Kentucky’s Sawyer Smith can relate. The grad transfer quarterback from Troy struggled Saturday in his first SEC road start, completing just 15 of 41 passes. He also threw a pick-six. He also was playing hurt, having banged up his shoulder in the second quarter. Smith insisted afterward his shoulder is 100 percent, but it’s something to keep an eye on this week.

Actually, for both Kentucky and South Carolina, the lost weekend had more to do with the run game. South Carolina couldn’t run the ball (24 yards on 16 carries) while Kentucky couldn’t stop it (241 yards on 40 carries). South Carolina’s leading rusher, Rico Dowdle, gained 17 yards. Meanwhile, Mississippi State had two rushers top 100. Kylin Hill’s 120 were not a surprise. The Bulldog back has eclipsed the century mark each of the first four games. MSU quarterback Garrett Shrader was the the killer. The bearded true freshman rushed for 125 yards on just 11 carries.

“We played old Kentucky ball,” UK wide receiver Lynn Bowden said.

It didn’t help that Kentucky faced a motivated Mississippi State. After a home loss to Kansas State and with SEC West powers Alabama, LSU and Auburn still waiting on the schedule, Joe Moorhead’s Bulldogs badly needed to extend their domination of Mark Stoops’ troops in Starkville. MSU has won the last three Davis Wade meetings by a combined count of 115-36.

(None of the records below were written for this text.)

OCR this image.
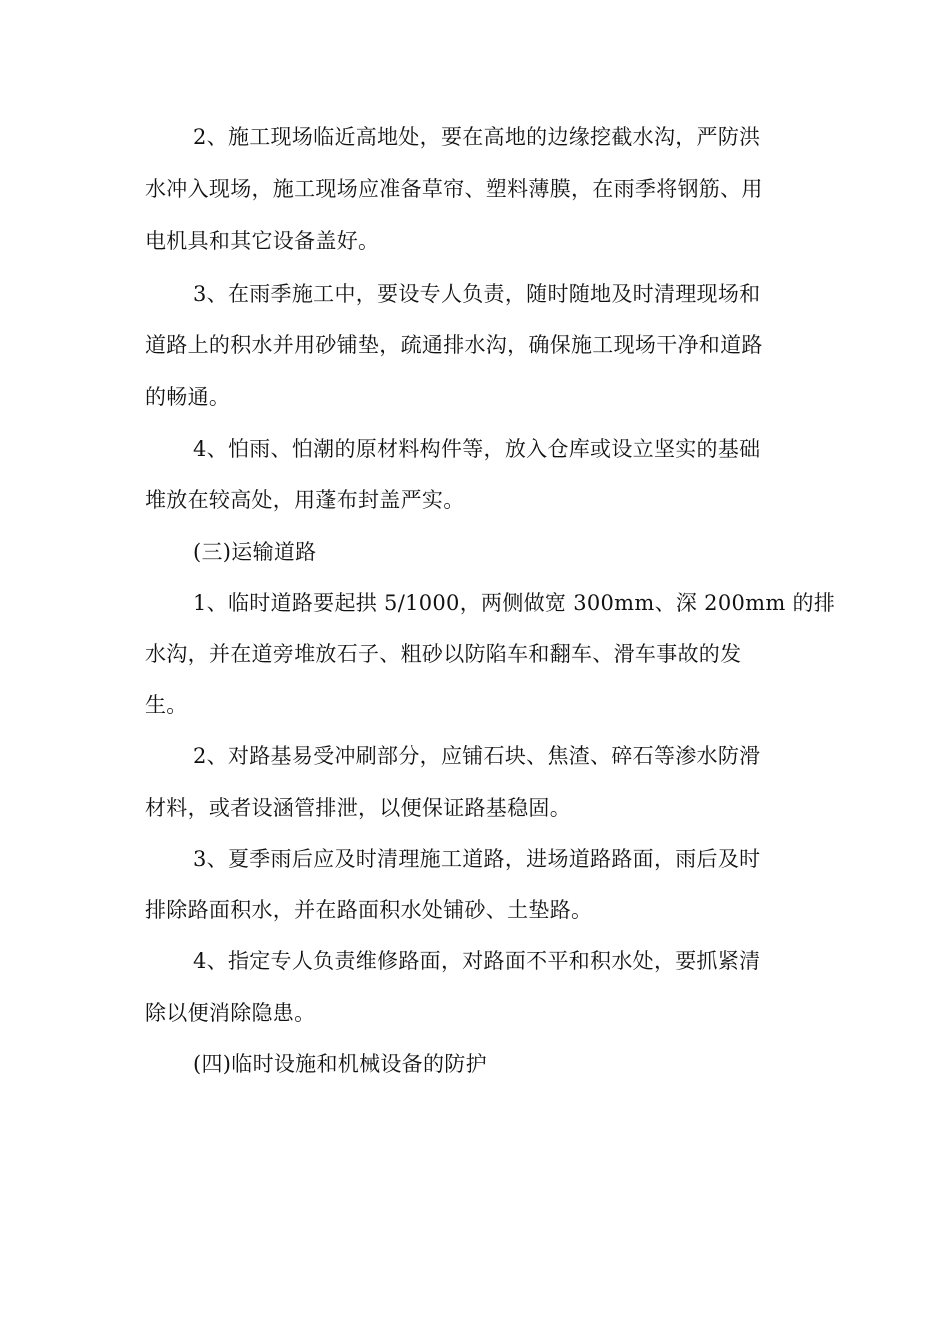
2、施工现场临近高地处，要在高地的边缘挖截水沟，严防洪
水冲入现场，施工现场应准备草帘、塑料薄膜，在雨季将钢筋、用
电机具和其它设备盖好。
3、在雨季施工中，要设专人负责，随时随地及时清理现场和
道路上的积水并用砂铺垫，疏通排水沟，确保施工现场干净和道路
的畅通。
4、怕雨、怕潮的原材料构件等，放入仓库或设立坚实的基础
堆放在较高处，用蓬布封盖严实。
(三)运输道路
1、临时道路要起拱 5/1000，两侧做宽 300mm、深 200mm 的排
水沟，并在道旁堆放石子、粗砂以防陷车和翻车、滑车事故的发
生。
2、对路基易受冲刷部分，应铺石块、焦渣、碎石等渗水防滑
材料，或者设涵管排泄，以便保证路基稳固。
3、夏季雨后应及时清理施工道路，进场道路路面，雨后及时
排除路面积水，并在路面积水处铺砂、土垫路。
4、指定专人负责维修路面，对路面不平和积水处，要抓紧清
除以便消除隐患。
(四)临时设施和机械设备的防护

Now the script flips. Few things have gotten under South Carolina’s skin than its five-game losing streak to Kentucky. A streak that started under Steve Spurrier has continued under Muschamp with two of the defeats coming in Carolina’s backyard. Hoping to challenge Georgia and Florida as SEC East contenders, South Carolina’s failure to beat Kentucky has been a real sticking point.

That just ups this week’s stakes. Now 2-2 overall and 0-2 in the conference, Kentucky hasn’t lost three straight games since 2017 season. But a 1-4 start with a sixth straight loss to the Wildcats might drive the Gamecocks fan base over the edge and Muschamp out of a job.

Cornered chickens, indeed.

Next game

Kentucky at South Carolina

7:30 p.m. Saturday (SEC Network)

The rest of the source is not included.